Resurgence of edge computing has created channel opportunity, claims Aruba founder
Keerti Melkote says partners who have seen their business challenged by the cloud are seeing new opportunities from computing and connectivity moving back to the edge
Computing and connectivity are moving back to the edge, Aruba Networks founder and president Keerti Melkote told delegates of Aruba Atmosphere in Las Vegas, Nevada this week. As a result, channel partners that have seen their business challenged by the cloud see new opportunity for profits, he said.
During his keynote presentation, Melkote shared a timeline of networking trends, from centralised with the mainframe from 1960 to 1970, distributed with client-server from 1980 to 2000, centralised with mobile and cloud starting in 2005 and distributed with edge intelligence beginning in 2020.

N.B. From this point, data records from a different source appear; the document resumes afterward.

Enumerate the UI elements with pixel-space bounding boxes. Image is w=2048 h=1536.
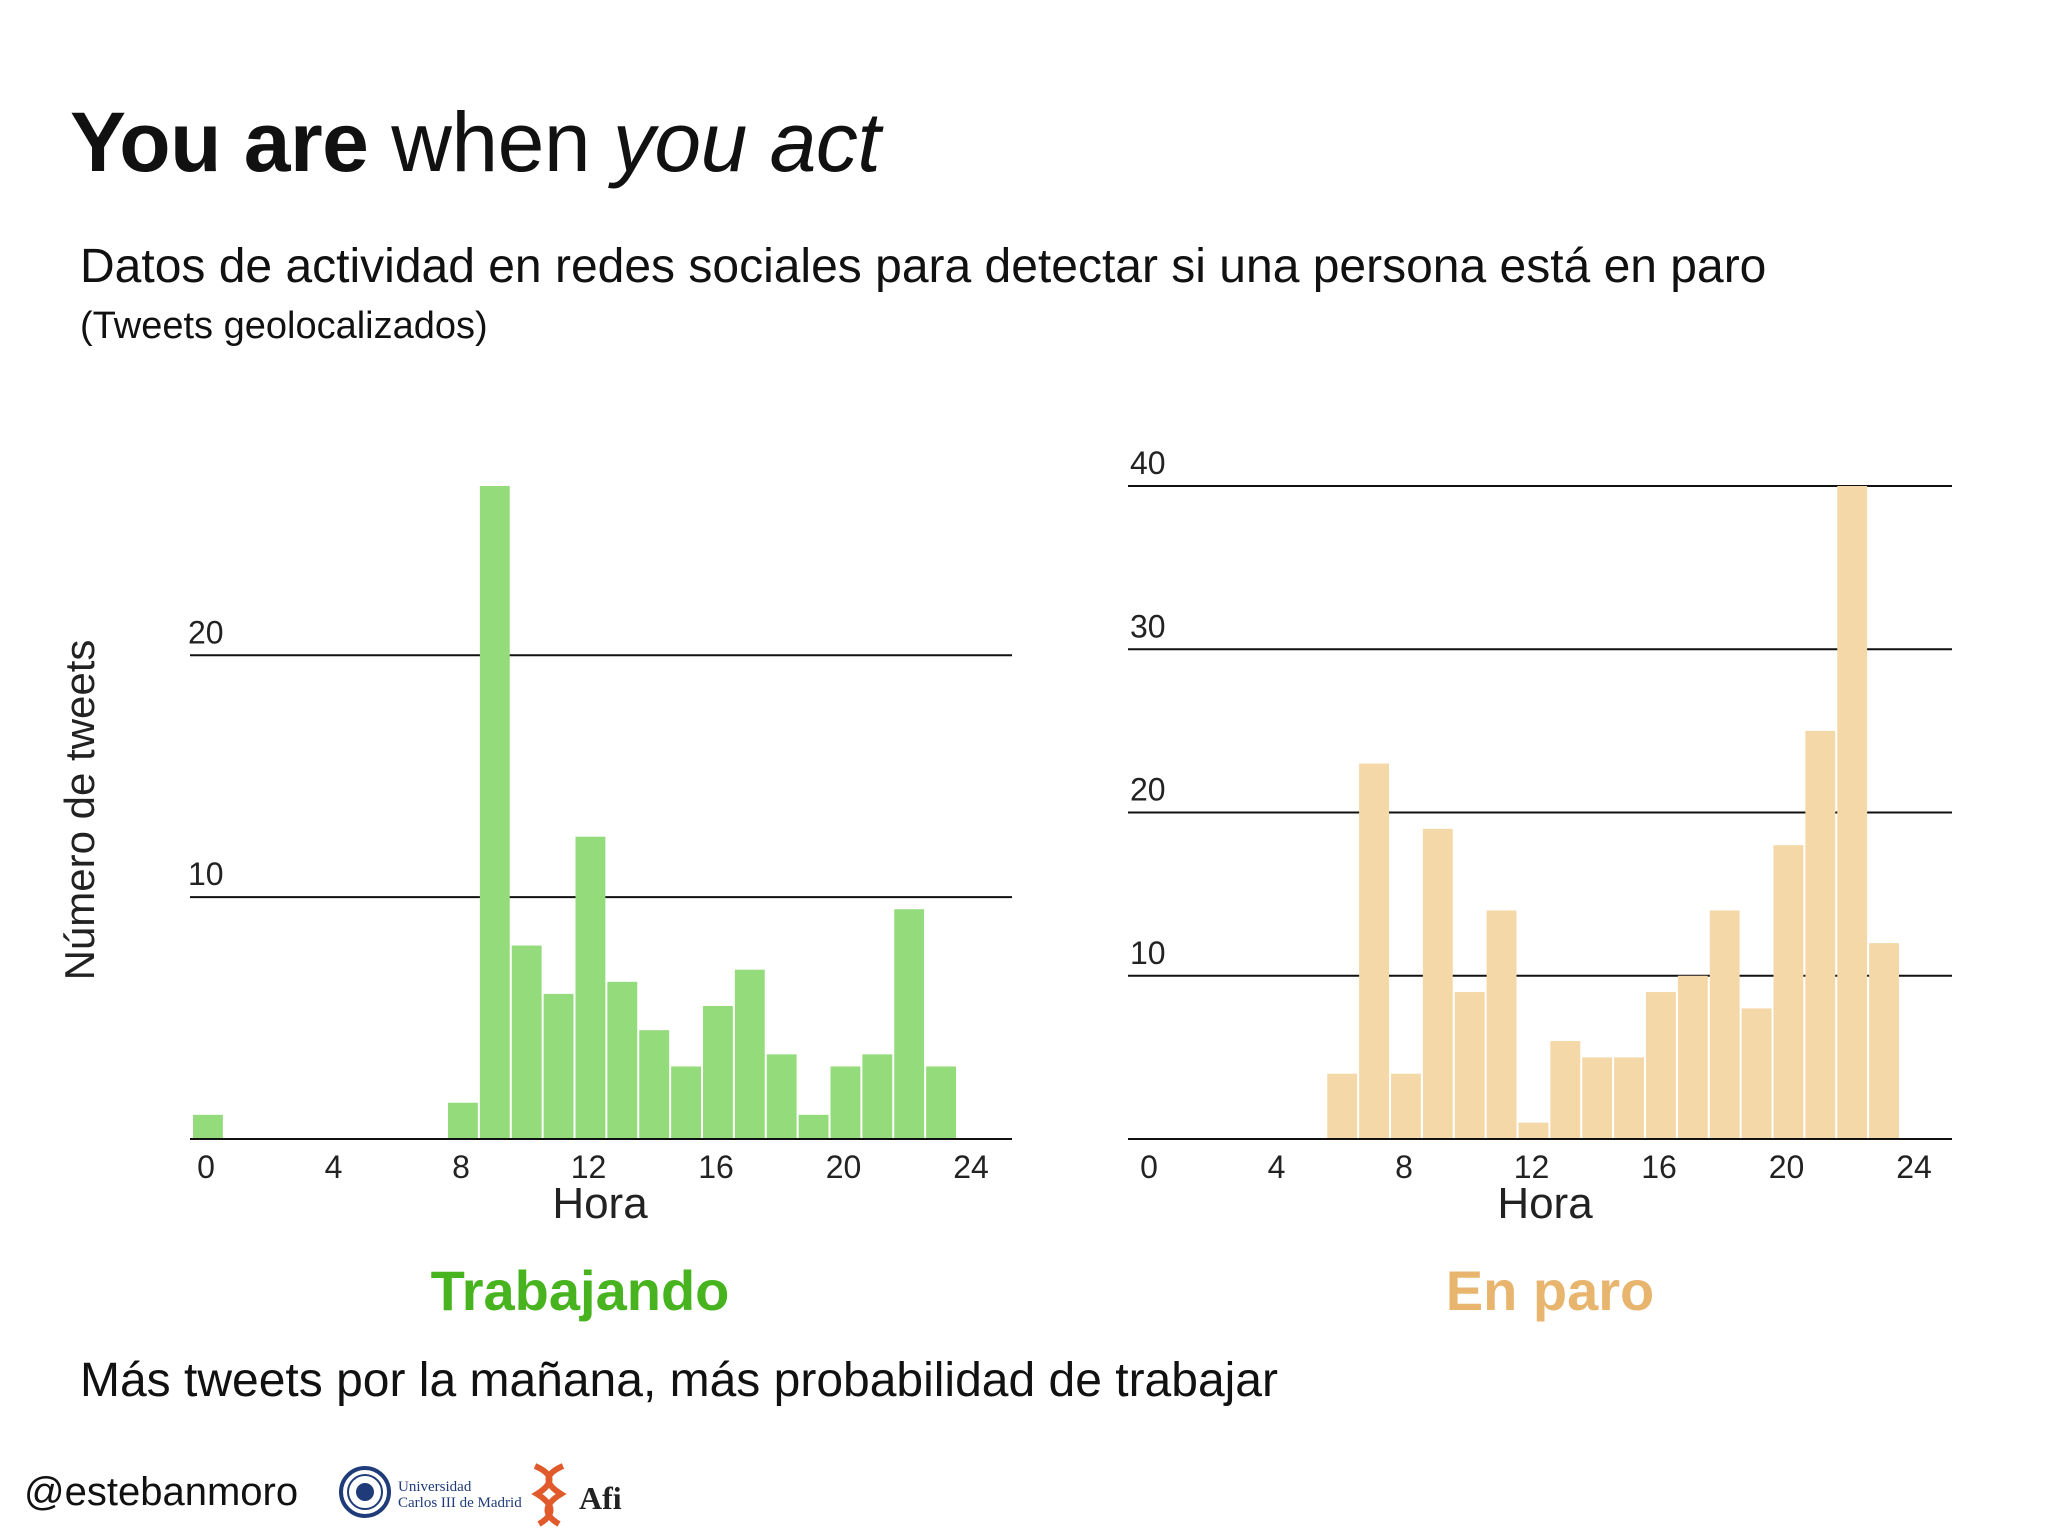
afi-knot-icon	[531, 1463, 567, 1527]
x-tick-label: 8	[452, 1149, 470, 1185]
x-tick-label: 8	[1395, 1149, 1413, 1185]
bar	[1869, 943, 1899, 1139]
x-tick-label: 16	[1641, 1149, 1677, 1185]
title-bold: You are	[70, 95, 369, 189]
bar	[1582, 1057, 1613, 1139]
bar	[1646, 992, 1676, 1139]
chart-en-paro: 10 20 30 40 0 4 8 12 16 20 24 Hora	[1128, 445, 1952, 1228]
bar	[1677, 975, 1708, 1139]
chart-title-trabajando: Trabajando	[430, 1259, 730, 1322]
uc3m-logo: Universidad Carlos III de Madrid	[338, 1465, 522, 1527]
bar	[1327, 1073, 1358, 1139]
bar	[734, 969, 765, 1139]
bar	[543, 993, 574, 1139]
x-tick-label: 0	[197, 1149, 215, 1185]
y-tick-label: 20	[188, 614, 224, 650]
uc3m-wordmark: Universidad Carlos III de Madrid	[398, 1479, 522, 1511]
y-axis-label: Número de tweets	[56, 640, 103, 981]
afi-logo: Afi	[525, 1458, 625, 1528]
bar	[1805, 730, 1836, 1139]
bar	[1486, 910, 1517, 1139]
bar	[1773, 845, 1804, 1139]
slide-title: You are when you act	[70, 100, 881, 184]
x-tick-label: 24	[1896, 1149, 1932, 1185]
chart-title-en-paro: En paro	[1445, 1259, 1655, 1322]
bar	[193, 1114, 223, 1139]
afi-wordmark: Afi	[579, 1480, 622, 1516]
bar	[671, 1066, 701, 1139]
bar	[1359, 763, 1389, 1139]
x-tick-label: 12	[1514, 1149, 1550, 1185]
title-regular: when	[391, 95, 591, 189]
slide-conclusion: Más tweets por la mañana, más probabilid…	[80, 1354, 1278, 1407]
y-tick-label: 10	[188, 856, 224, 892]
x-tick-label: 0	[1140, 1149, 1158, 1185]
slide-subtitle: Datos de actividad en redes sociales par…	[80, 240, 1767, 293]
bar	[798, 1114, 829, 1139]
bar	[894, 909, 925, 1139]
bar	[1614, 1057, 1644, 1139]
y-tick-label: 30	[1130, 608, 1166, 644]
x-tick-label: 24	[953, 1149, 989, 1185]
slide-subnote: (Tweets geolocalizados)	[80, 305, 488, 347]
bar	[1550, 1041, 1581, 1139]
bar	[1454, 992, 1485, 1139]
footer-handle: @estebanmoro	[24, 1470, 299, 1514]
bar	[862, 1054, 893, 1139]
bar	[1518, 1122, 1549, 1139]
x-tick-label: 4	[325, 1149, 343, 1185]
bar	[575, 836, 606, 1139]
chart-trabajando: 10 20 0 4 8 12 16 20 24 Hora Número de tweets	[56, 486, 1012, 1228]
bar	[511, 945, 542, 1139]
bar	[448, 1102, 478, 1139]
bar	[766, 1054, 797, 1139]
y-tick-label: 40	[1130, 445, 1166, 481]
x-tick-label: 20	[1769, 1149, 1805, 1185]
bar	[479, 486, 510, 1139]
bar	[830, 1066, 861, 1139]
bar	[607, 981, 638, 1139]
bar	[1741, 1008, 1772, 1139]
x-tick-label: 12	[571, 1149, 607, 1185]
title-italic: you act	[612, 95, 881, 189]
x-tick-label: 4	[1268, 1149, 1286, 1185]
x-axis-label: Hora	[552, 1179, 648, 1228]
bar	[639, 1030, 670, 1139]
y-tick-label: 20	[1130, 772, 1166, 808]
bar	[926, 1066, 956, 1139]
x-tick-label: 16	[698, 1149, 734, 1185]
histogram-charts: 10 20 0 4 8 12 16 20 24 Hora Número de tweets 10 20…	[56, 445, 1952, 1228]
y-tick-label: 10	[1130, 935, 1166, 971]
x-tick-label: 20	[826, 1149, 862, 1185]
uc3m-line1: Universidad	[398, 1479, 472, 1495]
bar	[1422, 828, 1453, 1139]
bar	[1709, 910, 1740, 1139]
university-seal-icon	[339, 1466, 391, 1518]
x-axis-label: Hora	[1497, 1179, 1593, 1228]
uc3m-line2: Carlos III de Madrid	[398, 1495, 522, 1511]
bar	[1837, 486, 1868, 1139]
bar	[1391, 1073, 1421, 1139]
bar	[703, 1005, 733, 1139]
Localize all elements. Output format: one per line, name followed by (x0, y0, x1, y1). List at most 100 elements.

The exec told Atmosphere's 3,100 delegates that the market's next step is a return to the edge, where the client-server architecture needs to be reimagined in the context of the Internet of Things, where devices like autonomous cars function in constrained environments lacking elastic compute and storage.
"That's really where we see, architecturally, things shifting," Melkote said. "As you start to look at investments that everybody is making in Silicon Valley and beyond, it's going into building this next-generation architecture that is edge-centric. And the edge and the cloud are going to be cooperating and working together to enable this next level of intelligence in our infrastructure."
In an interview, the executive said this translates into excitement for channel partners, many of which have felt threatened by potential disintermediation from the cloud with customers getting their offerings directly from vendors.
"We feel the resurgence of the edge gives our partners the opportunity to go in there and show what value they can bring by bringing integrated solutions to their customers," he told Channelnomics.
But while this may present solution providers opportunity, Melkote stressed they will also need technical skills to seize it. This includes know-how around integrating services customers are looking for to solve their business problems, as well as expertise in edge computing, security and software.
He pointed to solution providers offering catalogs filled with various products.
"In that world, the popular products, if you will, get over-distributed, and as a result of that the margins are very, very thin on those products. Yes, the revenues are on those products, but the margin profiles of those products are pretty tough. So [partners] typically rely on the lower-volume products to differentiate themselves against their peers and build a slightly more profitable business, but at the end of the day, margins being what they are, they're trained towards the higher-volume components," Melkote said.
It's important for solution providers to question how to break focus on volume-selling as "ultimately, the profit pools are not in volume", he added.
"The profit pools are moving higher and higher in the stack to solution providers that can provide an integrated solution to the customer, and that requires technical skills at the end of the day. That is the key.
"As a partner you need to know whether you're a volume player or a value player. And you can be a mix of both, but if you want to be a value player, then you need to have the technical expertise to go with it. If you're a volume player, then it is less required, it's a different business model, and, of course, that business model will exist for a long time."
On Aruba's end, over the next year the networking vendor will look to evolve from a provider of wireless networking to a more holistic provider of edge infrastructure - wireless, wired, compute and storage delivered through software-defined architectures, Melkote said. This will be combined with a more software and services-centric approach, as opposed to a hardware one, he noted.
"The edge is a place of growth. Unlike other areas, which are under stress from a spending standpoint, our primary markets are growing, and it's an area that [partners] can invest in for the long term because…the shift to the edge is a decade-long trend…," he told Channelnomics.